According to an online dictionary, regeneration is the action or process of regenerating or being regenerated. Now, I know that using the same root word in the definition doesn’t tease out much understanding. The good thing about online definition finding is that I noticed on the side of the same page the biologic concept of ‘regeneration’ that was quite generative.
According to Wikipedia, in biology, regeneration is the process of renewal, restoration, and growth that make genomes, cells, organisms, and ecosystems resilient to natural fluctuations or events that cause disturbance or damage. Every species is capable of regeneration, from bacteria to humans.
The process of renewal, restoration and growth already sounds like a spiritual journey. The purpose of this regenerative process, to make us resilient to the natural fluctuations or events that cause disturbance or damage, sounds like the grace of God.
This past summer, right after we moved, I reread an old blog of mine where I gave myself some good advice: to see my life through the lens of grace rather than fear and anxiousness. I know this does not change what is, but affords me another way to situate the circumstances of my life.
So, I particularly took notice when Anne Lamott wrote in Operating Instructions, that, that’s what grace is—the divine assistance for regeneration.
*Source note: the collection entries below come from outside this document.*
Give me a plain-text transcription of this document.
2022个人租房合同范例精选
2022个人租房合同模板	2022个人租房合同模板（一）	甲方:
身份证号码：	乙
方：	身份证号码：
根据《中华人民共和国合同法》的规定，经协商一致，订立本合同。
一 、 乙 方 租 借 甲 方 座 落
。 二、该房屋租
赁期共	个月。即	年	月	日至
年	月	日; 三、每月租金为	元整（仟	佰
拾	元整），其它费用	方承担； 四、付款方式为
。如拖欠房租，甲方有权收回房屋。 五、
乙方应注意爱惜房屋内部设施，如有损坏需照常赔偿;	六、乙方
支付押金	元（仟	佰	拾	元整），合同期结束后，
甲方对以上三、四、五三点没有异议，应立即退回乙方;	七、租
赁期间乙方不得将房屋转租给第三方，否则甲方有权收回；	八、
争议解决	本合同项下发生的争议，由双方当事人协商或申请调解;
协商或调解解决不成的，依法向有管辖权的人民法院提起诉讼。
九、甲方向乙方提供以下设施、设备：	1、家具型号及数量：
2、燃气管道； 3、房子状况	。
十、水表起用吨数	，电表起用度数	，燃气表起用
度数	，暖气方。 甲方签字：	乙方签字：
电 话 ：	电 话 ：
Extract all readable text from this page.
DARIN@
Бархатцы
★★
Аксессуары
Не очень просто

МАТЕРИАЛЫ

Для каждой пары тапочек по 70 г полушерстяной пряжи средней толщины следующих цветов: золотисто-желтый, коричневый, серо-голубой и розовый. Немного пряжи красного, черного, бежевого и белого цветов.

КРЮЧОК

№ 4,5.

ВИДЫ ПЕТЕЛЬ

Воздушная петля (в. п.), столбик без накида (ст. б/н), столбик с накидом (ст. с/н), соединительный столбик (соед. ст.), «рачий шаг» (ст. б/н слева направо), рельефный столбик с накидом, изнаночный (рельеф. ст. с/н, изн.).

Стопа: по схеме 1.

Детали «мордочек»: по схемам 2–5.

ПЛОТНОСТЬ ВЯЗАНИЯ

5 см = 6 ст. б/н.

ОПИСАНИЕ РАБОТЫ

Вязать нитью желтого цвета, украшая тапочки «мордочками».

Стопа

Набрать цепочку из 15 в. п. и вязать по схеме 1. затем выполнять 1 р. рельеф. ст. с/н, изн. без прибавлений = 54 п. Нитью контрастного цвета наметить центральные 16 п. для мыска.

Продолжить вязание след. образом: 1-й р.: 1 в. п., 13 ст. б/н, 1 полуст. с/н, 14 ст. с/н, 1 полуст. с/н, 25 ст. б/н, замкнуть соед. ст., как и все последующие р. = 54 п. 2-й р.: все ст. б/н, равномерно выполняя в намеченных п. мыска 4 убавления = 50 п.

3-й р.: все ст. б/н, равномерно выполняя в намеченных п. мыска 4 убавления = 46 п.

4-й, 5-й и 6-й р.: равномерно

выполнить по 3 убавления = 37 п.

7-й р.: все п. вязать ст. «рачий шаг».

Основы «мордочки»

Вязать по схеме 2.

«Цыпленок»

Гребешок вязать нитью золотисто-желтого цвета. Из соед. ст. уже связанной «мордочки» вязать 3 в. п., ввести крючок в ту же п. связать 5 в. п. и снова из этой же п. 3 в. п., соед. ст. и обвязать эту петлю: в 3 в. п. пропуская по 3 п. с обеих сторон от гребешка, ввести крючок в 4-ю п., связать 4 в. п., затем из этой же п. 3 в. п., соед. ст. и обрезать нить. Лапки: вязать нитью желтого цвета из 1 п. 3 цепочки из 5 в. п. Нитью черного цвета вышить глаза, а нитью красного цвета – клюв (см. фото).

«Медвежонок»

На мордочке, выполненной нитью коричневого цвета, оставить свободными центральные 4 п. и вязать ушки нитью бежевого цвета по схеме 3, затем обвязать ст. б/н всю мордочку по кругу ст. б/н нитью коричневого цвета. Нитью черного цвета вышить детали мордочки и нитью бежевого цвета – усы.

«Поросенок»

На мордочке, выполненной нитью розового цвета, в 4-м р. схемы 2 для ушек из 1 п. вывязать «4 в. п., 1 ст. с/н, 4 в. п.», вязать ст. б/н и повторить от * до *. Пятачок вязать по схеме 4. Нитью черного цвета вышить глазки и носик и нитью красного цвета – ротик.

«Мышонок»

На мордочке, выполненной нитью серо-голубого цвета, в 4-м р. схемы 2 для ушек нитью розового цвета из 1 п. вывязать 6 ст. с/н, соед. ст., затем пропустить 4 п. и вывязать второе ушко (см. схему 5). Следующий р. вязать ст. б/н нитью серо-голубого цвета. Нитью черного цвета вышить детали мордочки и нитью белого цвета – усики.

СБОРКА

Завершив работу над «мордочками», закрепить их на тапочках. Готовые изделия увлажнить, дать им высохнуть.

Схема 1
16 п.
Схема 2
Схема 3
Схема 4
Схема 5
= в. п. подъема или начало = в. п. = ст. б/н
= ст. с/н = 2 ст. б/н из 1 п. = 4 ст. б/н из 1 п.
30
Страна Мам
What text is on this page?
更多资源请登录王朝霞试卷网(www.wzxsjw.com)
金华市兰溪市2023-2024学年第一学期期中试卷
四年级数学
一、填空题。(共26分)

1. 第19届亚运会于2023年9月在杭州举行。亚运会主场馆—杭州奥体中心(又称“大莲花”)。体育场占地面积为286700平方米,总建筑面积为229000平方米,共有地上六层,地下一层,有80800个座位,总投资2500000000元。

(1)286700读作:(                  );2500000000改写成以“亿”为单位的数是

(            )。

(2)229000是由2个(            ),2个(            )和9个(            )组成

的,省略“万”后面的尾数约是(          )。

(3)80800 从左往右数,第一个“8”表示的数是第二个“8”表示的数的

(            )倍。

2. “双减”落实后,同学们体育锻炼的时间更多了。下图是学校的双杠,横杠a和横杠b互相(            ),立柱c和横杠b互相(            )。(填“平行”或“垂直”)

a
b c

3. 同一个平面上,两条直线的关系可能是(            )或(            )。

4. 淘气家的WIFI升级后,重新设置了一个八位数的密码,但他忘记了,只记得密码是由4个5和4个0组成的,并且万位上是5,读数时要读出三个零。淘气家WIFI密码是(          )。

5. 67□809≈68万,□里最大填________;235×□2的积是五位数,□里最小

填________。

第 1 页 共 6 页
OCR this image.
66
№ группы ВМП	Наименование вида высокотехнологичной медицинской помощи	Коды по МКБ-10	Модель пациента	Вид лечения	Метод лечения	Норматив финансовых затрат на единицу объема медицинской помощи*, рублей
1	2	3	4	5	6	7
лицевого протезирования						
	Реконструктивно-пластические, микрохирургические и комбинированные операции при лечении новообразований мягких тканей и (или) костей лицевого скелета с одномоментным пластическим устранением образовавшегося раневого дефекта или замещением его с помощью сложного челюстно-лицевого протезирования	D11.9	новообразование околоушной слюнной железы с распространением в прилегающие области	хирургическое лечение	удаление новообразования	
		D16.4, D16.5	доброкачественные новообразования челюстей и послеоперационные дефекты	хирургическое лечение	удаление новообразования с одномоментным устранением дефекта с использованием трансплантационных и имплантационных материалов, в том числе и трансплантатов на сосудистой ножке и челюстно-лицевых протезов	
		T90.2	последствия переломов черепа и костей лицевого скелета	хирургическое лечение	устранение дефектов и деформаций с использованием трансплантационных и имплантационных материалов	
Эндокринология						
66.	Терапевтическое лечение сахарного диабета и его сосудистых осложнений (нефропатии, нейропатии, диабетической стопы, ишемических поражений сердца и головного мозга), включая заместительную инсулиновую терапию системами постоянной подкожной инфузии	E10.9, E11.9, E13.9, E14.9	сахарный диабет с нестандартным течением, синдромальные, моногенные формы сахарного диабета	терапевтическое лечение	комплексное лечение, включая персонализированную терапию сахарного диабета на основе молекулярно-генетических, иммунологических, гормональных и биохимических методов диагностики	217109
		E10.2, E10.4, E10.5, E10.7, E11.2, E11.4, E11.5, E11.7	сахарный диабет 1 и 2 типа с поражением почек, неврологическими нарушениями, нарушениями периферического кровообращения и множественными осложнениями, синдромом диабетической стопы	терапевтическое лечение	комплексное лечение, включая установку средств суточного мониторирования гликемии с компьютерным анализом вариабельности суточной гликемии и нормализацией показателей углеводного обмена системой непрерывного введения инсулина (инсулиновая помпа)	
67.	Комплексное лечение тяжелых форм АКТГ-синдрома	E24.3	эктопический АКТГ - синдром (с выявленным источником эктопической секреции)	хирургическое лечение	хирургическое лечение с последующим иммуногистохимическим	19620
I will conflate biology and Anne’s definition of grace: God is guiding, directing, creating and a participant in the process of renewal, restoration, and growth so that I become resilient. Being resilient means I am able to face whatever is, in surrender, which seems the opposite of strength but, in the great paradox of faithfulness, is strength.
What does it mean to see my life through the lens of grace?
I am grateful that each circumstance, each experience, each moment is one where some part of me is growing, being restored, and renewed. Grace.